Technical Program

Paper Detail

Paper Title Private Polynomial Computation for Noncolluding Coded Databases
Paper IdentifierWE2.R6.5
Authors Sarah A. Obead, New Jersey Institute of Technology, United States; Hsuan-Yin Lin, Eirik Rosnes, Simula UiB, Norway; Joerg Kliewer, New Jersey Institute of Technology, United States
Session Private Computation II
Location Sorbonne, Level 5
Session Time Wednesday, 10 July, 11:40 - 13:20
Presentation Time Wednesday, 10 July, 13:00 - 13:20
Manuscript  Click here to download the manuscript
Abstract We consider private polynomial computation (PPC) over noncolluding coded databases. In such a setting a user wishes to compute a multivariate polynomial of degree at most $g$ over $f$ variables (or messages) stored in multiple databases while revealing no information about the desired polynomial to the databases.

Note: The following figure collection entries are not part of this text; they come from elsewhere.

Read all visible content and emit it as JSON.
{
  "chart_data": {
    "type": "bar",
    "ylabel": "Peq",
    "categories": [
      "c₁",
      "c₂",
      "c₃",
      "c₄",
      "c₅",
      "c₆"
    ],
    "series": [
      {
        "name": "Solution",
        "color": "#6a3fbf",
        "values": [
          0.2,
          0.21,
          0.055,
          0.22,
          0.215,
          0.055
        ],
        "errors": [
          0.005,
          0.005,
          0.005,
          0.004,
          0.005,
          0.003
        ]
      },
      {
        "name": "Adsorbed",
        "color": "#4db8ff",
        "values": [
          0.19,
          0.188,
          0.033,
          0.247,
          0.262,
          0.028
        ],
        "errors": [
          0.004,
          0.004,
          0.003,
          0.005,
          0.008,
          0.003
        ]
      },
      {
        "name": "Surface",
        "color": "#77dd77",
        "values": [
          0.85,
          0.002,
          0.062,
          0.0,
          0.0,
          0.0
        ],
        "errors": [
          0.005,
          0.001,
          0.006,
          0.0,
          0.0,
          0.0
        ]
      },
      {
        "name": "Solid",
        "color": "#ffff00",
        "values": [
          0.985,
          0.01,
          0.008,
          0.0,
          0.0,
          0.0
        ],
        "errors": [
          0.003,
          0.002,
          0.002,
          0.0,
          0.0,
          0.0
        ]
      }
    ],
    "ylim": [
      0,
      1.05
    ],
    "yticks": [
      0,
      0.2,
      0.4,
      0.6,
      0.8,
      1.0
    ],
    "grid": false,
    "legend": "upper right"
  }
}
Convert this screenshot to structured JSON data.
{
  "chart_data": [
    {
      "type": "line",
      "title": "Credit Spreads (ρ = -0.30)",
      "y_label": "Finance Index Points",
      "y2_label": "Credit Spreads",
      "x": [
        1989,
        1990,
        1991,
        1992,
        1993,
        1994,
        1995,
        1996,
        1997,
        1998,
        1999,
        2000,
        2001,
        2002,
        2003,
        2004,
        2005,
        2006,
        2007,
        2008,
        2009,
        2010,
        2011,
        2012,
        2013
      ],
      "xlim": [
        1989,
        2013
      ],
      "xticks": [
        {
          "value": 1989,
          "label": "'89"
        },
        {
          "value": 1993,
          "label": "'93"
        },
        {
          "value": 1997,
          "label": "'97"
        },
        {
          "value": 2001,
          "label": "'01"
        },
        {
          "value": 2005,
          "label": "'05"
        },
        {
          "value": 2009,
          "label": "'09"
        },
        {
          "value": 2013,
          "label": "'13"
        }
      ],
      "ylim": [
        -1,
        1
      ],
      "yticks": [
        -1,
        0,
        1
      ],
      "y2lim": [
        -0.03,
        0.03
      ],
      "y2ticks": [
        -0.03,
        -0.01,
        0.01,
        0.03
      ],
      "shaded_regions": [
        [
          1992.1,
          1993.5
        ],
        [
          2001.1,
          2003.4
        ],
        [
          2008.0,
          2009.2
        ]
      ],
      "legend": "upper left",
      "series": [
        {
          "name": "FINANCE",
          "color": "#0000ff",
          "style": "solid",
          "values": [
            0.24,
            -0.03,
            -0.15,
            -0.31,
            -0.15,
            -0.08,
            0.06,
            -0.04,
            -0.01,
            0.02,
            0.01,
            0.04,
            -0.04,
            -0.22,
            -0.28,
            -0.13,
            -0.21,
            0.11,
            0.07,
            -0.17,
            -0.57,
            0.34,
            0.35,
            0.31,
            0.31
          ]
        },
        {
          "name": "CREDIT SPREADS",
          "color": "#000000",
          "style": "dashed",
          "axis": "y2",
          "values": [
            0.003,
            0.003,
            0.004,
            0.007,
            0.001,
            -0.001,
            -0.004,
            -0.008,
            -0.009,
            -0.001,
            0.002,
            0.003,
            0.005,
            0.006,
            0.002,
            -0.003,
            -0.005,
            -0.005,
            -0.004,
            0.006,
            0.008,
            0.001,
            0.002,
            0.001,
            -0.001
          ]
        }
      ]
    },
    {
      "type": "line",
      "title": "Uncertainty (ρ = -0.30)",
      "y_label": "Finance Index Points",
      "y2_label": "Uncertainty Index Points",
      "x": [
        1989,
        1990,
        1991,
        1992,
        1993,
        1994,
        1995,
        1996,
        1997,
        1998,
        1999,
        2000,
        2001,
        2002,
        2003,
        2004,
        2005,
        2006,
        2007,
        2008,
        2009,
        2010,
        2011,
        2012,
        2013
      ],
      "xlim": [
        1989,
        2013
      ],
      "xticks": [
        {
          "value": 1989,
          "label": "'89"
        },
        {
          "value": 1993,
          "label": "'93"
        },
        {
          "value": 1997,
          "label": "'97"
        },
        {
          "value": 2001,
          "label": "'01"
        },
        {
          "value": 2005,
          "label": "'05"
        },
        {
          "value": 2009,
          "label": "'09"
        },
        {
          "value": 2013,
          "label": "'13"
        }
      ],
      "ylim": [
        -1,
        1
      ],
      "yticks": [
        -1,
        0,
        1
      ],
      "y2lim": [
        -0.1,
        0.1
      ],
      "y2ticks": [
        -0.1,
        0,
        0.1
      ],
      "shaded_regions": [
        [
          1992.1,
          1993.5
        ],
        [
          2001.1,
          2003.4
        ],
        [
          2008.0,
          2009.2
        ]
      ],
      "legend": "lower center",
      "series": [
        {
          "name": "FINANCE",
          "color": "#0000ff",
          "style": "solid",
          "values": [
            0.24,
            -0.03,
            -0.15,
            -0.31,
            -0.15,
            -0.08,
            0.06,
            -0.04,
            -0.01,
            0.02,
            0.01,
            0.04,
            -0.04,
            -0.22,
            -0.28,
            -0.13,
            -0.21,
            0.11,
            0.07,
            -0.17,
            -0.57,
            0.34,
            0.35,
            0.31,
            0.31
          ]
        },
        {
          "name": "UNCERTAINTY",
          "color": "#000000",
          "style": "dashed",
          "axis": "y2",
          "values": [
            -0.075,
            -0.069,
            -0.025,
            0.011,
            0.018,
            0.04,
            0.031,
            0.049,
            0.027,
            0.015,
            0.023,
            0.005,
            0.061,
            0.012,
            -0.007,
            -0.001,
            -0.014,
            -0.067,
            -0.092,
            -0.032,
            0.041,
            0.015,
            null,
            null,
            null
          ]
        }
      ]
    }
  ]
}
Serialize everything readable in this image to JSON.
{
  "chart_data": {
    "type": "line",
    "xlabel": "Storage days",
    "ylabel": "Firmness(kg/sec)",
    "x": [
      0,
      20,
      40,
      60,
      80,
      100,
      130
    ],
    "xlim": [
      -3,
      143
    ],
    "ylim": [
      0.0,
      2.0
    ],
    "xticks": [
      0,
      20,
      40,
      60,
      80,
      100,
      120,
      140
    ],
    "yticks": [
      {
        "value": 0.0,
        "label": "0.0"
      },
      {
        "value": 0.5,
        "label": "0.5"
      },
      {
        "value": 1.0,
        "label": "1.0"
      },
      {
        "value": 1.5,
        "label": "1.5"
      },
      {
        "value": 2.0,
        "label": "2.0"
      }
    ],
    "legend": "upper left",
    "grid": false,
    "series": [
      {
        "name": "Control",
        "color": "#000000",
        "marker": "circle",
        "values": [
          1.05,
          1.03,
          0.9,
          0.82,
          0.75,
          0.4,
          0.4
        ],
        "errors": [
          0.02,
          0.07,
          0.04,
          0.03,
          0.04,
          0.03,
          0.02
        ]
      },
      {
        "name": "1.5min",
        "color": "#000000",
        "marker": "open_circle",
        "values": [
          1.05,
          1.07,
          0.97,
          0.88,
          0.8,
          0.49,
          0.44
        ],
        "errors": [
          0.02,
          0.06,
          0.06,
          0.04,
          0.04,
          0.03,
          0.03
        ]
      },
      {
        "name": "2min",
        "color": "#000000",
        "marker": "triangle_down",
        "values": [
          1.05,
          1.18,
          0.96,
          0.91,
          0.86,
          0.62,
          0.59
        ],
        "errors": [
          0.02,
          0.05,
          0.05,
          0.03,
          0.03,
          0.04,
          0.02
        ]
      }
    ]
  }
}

We construct two novel PPC schemes, where the first is a generalization of our previous work in private linear computation for coded databases. In this scheme we consider Reed-Solomon coded databases with Lagrange encoding, which leverages ideas from recently proposed star-product private information retrieval and Lagrange coded computation. The second scheme considers the special case of coded databases with systematic Lagrange encoding. Both schemes yield improved rates compared to the best known schemes from the literature for a small number of messages, while in the asymptotic case the rates match.